Showing posts with label fear. Show all posts
Showing posts with label fear. Show all posts

Saturday, February 7, 2015

The Civil Wars

 

"War must be, while we defend our lives against a destroyer who would devour all; but I do not love the bright sword for its sharpness, nor the arrow for its swiftness, nor the warrior for his glory.

I love only that which they defend."

― J.R.R. Tolkien, The Two Towers

 

 

 
 
 
 
 
It really does feel like a civil war has been raging in my body for the last two years. Always on the defensive, drawing up the battle lines, the occasional preemptive attack, periods of defeat and despair, rallying again and finally agreeing on a truce.
 
 
 

I was rudely reminded at my oncology check up on Tuesday that truces can be temporary. At some point I data dumped my statistics of recurrence within 5-10years of diagnosis. There is still a chance that those insidious rouge cancer cells will break the ceasefire. It shocked me akin to having a bucket of ice water dumped on my head. How could I have forgotten that?

 
 

We revisited the option of removing my ovaries and a different adjuvant therapy which, newly released research suggests, could lower my recurrence risk factor by about 6%. I have several months to decide but I know that I'll decline again. My last bone density scan revealed that I already have appalling bone density levels for my age. Going into permanent menopause 15 years too early and taking a medication that strips bones of calcium is a recipe fraught with fractures. I just can't see that it's worth it.

 
 

We also discussed my headaches & dizzy spells. It took all of two seconds for my Onc to decide to order a CT scan of my brain, if for no other reason, than to provide peace of mind that it's not a brain tumour. And so, next Friday and the ensuing weekend, I'll be enjoying another bout of scanxiety, hoping that it shows up something as simple as a middle ear or sinus infection.

 
 
 
I've spent the last few days feeling a bit numb about the whole 'odds of survival' chat and not really wanted to discuss it much. I feel like a bit of a fraud talking about it when I'm currently in remission.
It seems completely wrong to moan about my own what ifs while a handful of my Cancer Clique girls are facing their mortality. They are the ones having to break the news to their kids, to their families and friends. They are the ones in real pain, experiencing real fear and real grief...it is entirely heartbreaking. I want to rage about their situations, not my own. They have fought so hard and endured so much during treatment and still it's not enough. I want to howl at the moon about the sheer unfairness of it all.
 
 
 
 
I may end up falling into that shitty percentage who don't make the five to ten year mark...but then again, I may not. Whatever happens, it's a lotto that I don't want to waste time dwelling on. I don't want to mope about with a victim mentality. I don't see the point in wasting my life worrying about the ifs and whens of cancer returning.
 
 
 
 
The emotional minefield is as entirely exhausting as the physical skirmishes. Can't we just close our eyes and wake up well, whole & secure?
 
 
 
 
And so the civil war rages on.
 
 

 

 

xx Em

 

 

Tuesday, January 27, 2015

The end of the golden age of innocence.

These days I refer to my pre-Cancer life as the golden age of innocence.

 



During the golden age when I felt unwell or had pain I never assumed there was a treacherous reason for it. Headaches that hung around...must be hormonal or muscular. Feeling fatigued...get more sleep or up my iron intake. Stomach issues...must have been something I'd eaten that didn't agree.


 
 
These days, as much as I resent it, my mind automatically turns to cancer.
It's the ongoing aspect of the disease that makes you feel like you'll never be free of it again. The what ifs. Did one micro cell manage to escape and make its way to another part of my body? Is it dividing and multiplying in my brain, my bowel or my bones? Will it get me in the end?

 
 
 
During the weekend I really struggled with the fear of cancer returning.


 
 

Trying to mentally block that fear is, quite frankly, exhausting.

 
 
 
 

For the past few weeks my health has been pretty ordinary and I've tried to keep it to myself and dismiss it as nothing.
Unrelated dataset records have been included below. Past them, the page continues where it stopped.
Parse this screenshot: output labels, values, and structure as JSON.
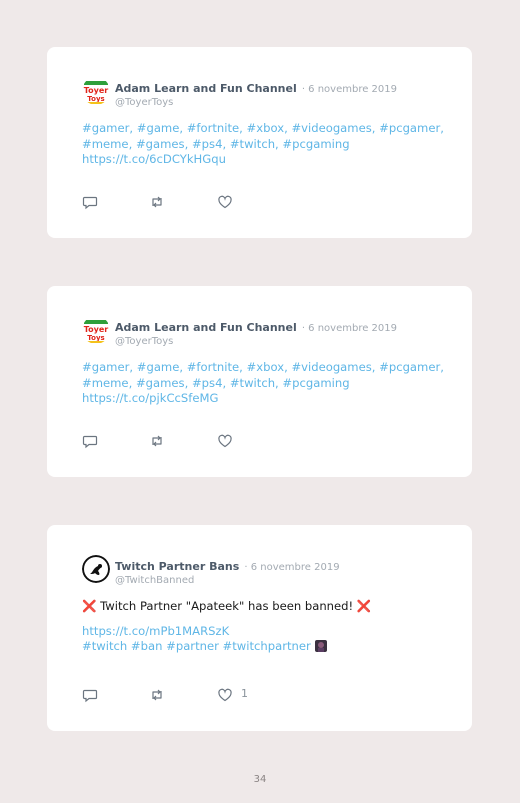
{
  "tweets": [
    {
      "name": "Adam Learn and Fun Channel",
      "date": "· 6 novembre 2019",
      "handle": "@ToyerToys",
      "lines": [
        "#gamer, #game, #fortnite, #xbox, #videogames, #pcgamer,",
        "#meme, #games, #ps4, #twitch, #pcgaming",
        "https://t.co/6cDCYkHGqu"
      ],
      "avatar_text": [
        "Toyer",
        "Toys"
      ]
    },
    {
      "name": "Adam Learn and Fun Channel",
      "date": "· 6 novembre 2019",
      "handle": "@ToyerToys",
      "lines": [
        "#gamer, #game, #fortnite, #xbox, #videogames, #pcgamer,",
        "#meme, #games, #ps4, #twitch, #pcgaming",
        "https://t.co/pjkCcSfeMG"
      ],
      "avatar_text": [
        "Toyer",
        "Toys"
      ]
    },
    {
      "name": "Twitch Partner Bans",
      "date": "· 6 novembre 2019",
      "handle": "@TwitchBanned",
      "headline_cross": "❌",
      "headline": "Twitch Partner \"Apateek\" has been banned!",
      "link": "https://t.co/mPb1MARSzK",
      "tags": "#twitch #ban #partner #twitchpartner",
      "like_count": "1"
    }
  ],
  "icons": {
    "reply": "reply-icon",
    "retweet": "retweet-icon",
    "like": "heart-icon"
  },
  "colors": {
    "background": "#efe9e9",
    "link": "#5fb6e6",
    "name": "#4d5a69",
    "muted": "#a3aab2",
    "cross": "#d92020"
  },
  "page_number": "34"
}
Headaches lasting for several days, the permanent and revoltingly intense smell of cigarette smoke in my nose despite the fact there is no one smoking in my proximity. Terrible fatigue, occasional nausea.

Don't google it...brain tumour pops up pretty quickly.

 
 
 
The frustration of feeling so vulnerable to attack from cancer is palpable. I don't want to be perpetually anticipating the worst outcome. For all I know it could be something as simple as a sinus infection. But these days, it's a case of treachery until proven otherwise. I'd far rather be focusing on my kids and my marriage and the seasons and the beauty of my world.
 
 
 
 
I'm seeing my oncologist next week. I will go into the meeting, share my fears, will likely go for scans and then wait with trepidation for the results.
And so the game rolls on...
 
 

 

 

And when the results are clear I will chide myself for being so paranoid and long for that golden age of innocence to descend again.